OM in the News: Oregon’s Basketball Scheduling Nightmare

operations management and NCAA and basketballWhen the University of Oregon announced last summer that it was joining the Big Ten conference, it discovered that its team would spend more time this season up in the air than actually playing basketball. Since their season began in November, the Ducks have crisscrossed the country so frequently that the total distance they’ve traveled this season amounts to 26,700 miles, the equivalent of traveling the entire circumference of planet Earth.

Oregon is by no means the only team racking up air miles this season, reports The Wall Street Journal (March 15-16, 2025). The most recent wave of conference realignment has stretched the bounds of geographic imagination in college sports, sending schools like California and Stanford to the Atlantic Coast Conference and plunking UCF (in Orlando)  in the Big 12, traditionally based in the Great Plains.

The Big Ten did its best to design a schedule that mitigated the impact on West Coast teams. The conference tried to avoid scheduling away games when players would be taking final exams and sequenced opponents so that traveling teams could play two games on a single road trip. “The scheduling of it,” said the Big Ten CEO, “is a sport in itself.”

Doing this in practice, however, often meant Oregon was forced to spend several days away from campus. When the Ducks made their first cross-country trip to play Ohio State and Penn State in January, the team spent 6 days and 5 nights on the road. More troubling than the flying was the amount of time-zone hopping the team was forced into, which included two road trips to the eastern time zone and two more to the central. Internal clocks are most thrown off by eastward travel of 3-5 hours, which can negatively affect reaction time, concentration and athletic performance.

That’s not the only reason that Oregon’s road trips are more disruptive. In the Pac-12, league games only took place on Thursdays and Sundays. The Big Ten plays every night of the week.

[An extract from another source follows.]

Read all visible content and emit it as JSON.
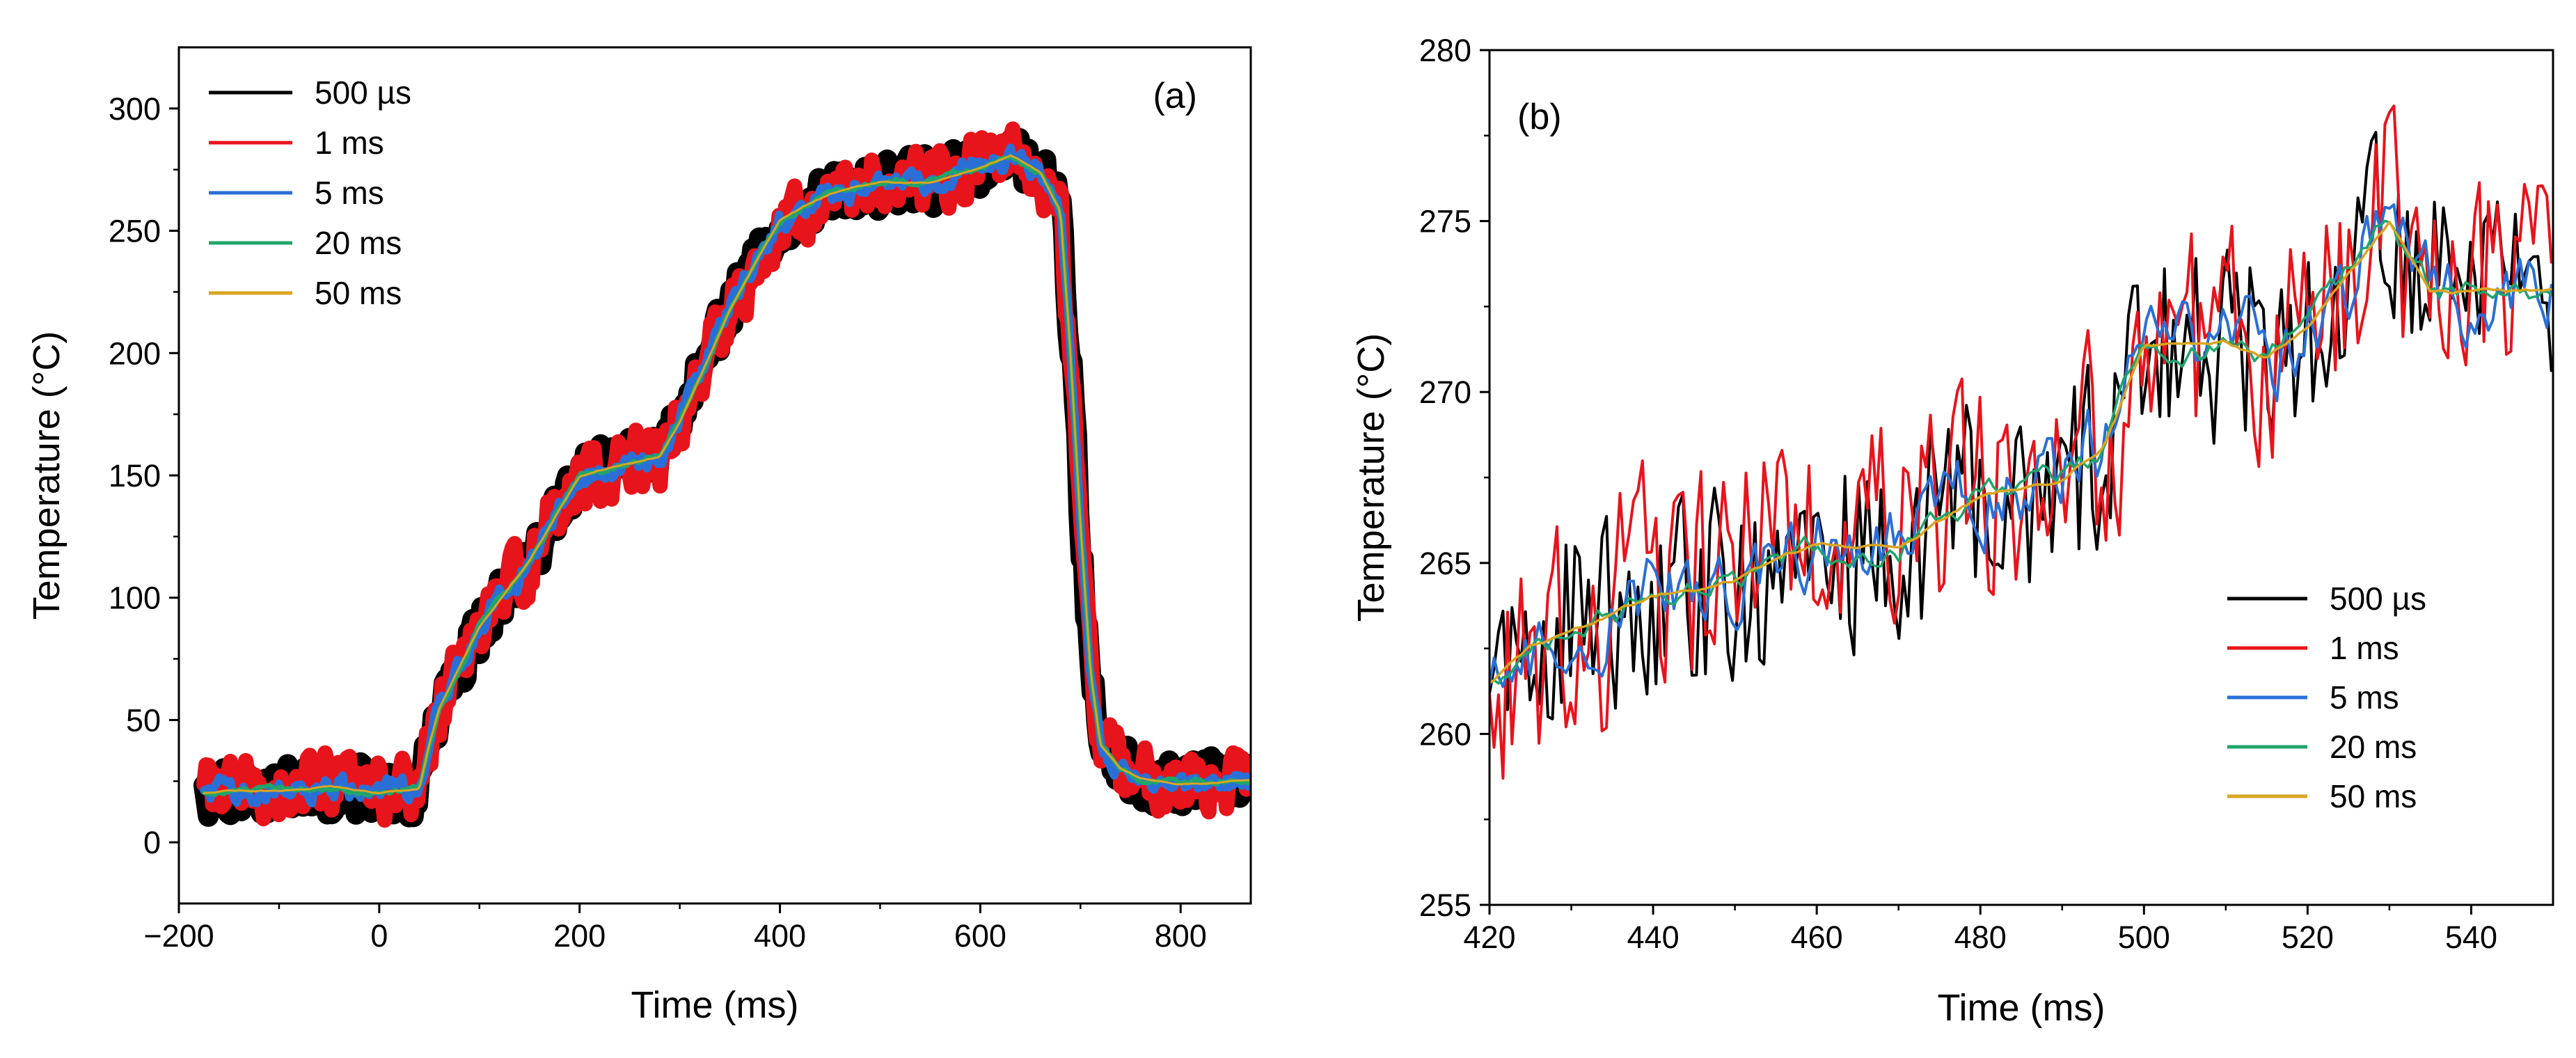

To make all the travel work with academics, every player at Oregon had enroll in online classes this term—the first time that’s happened.

The graphic below shows intraconference away game travel for former Pac-12 teams. 2023-24 is on the left and 2024-25 is on the right.

Classroom discussion questions:

  1. How can OM help with this problem?
  2. What about other college sports?

Good OM Reading: Using LP to Schedule NCAA Basketball Tournament Games

What could be more timely than an article in the Journal of the Operations Research Society called “Team Assignments and Scheduling for the NCAA Basketball Tournament.”  The paper, by U. of Alabama professors S.H. Melouk and B.B. Keskin, provides a wonderful example to use in class when you teach linear programming, in Module B.

The authors write: “The buzz of the tournament and the fanatical behavior of the followers of the participating teams serve as our motivation to examine and develop a team assignment model that maintains the integrity of the tournament while also attempting to place teams closer to their campus location, thus making it easier for both fans and teams to travel to the game sites. Observation of game venues shows a decrease in the actual attendance at early round tournament games. In 2010, actual attendance at the early round game sites was, on average, 83.5% of capacity. This statistic is surprisingly low. A likely contributing factor is the long distances that fans must travel to attend games.”

The growing NCAA concern is travel expenses of the participating teams, as the NCAA reimburses each team for their travel to tournament games. Given there are 68 tournament teams, it is a significant expense to transport the players, their equipment, and coaching staffs to game sites. In an effort to curb expenses, the NCAA  requires a minimum distance of 350 miles from a game site before air travel is reimbursable.

The article describes the development of an integer LP program designed to optimize team assignments in the sense of minimizing the total distance travelled by teams to game sites. Results of testing the model against actual tournament assignments  show consistent and significant cost savings and reductions in distance travelled. In fact, 28,202 travel miles were saved in 2010 with use of the LP model.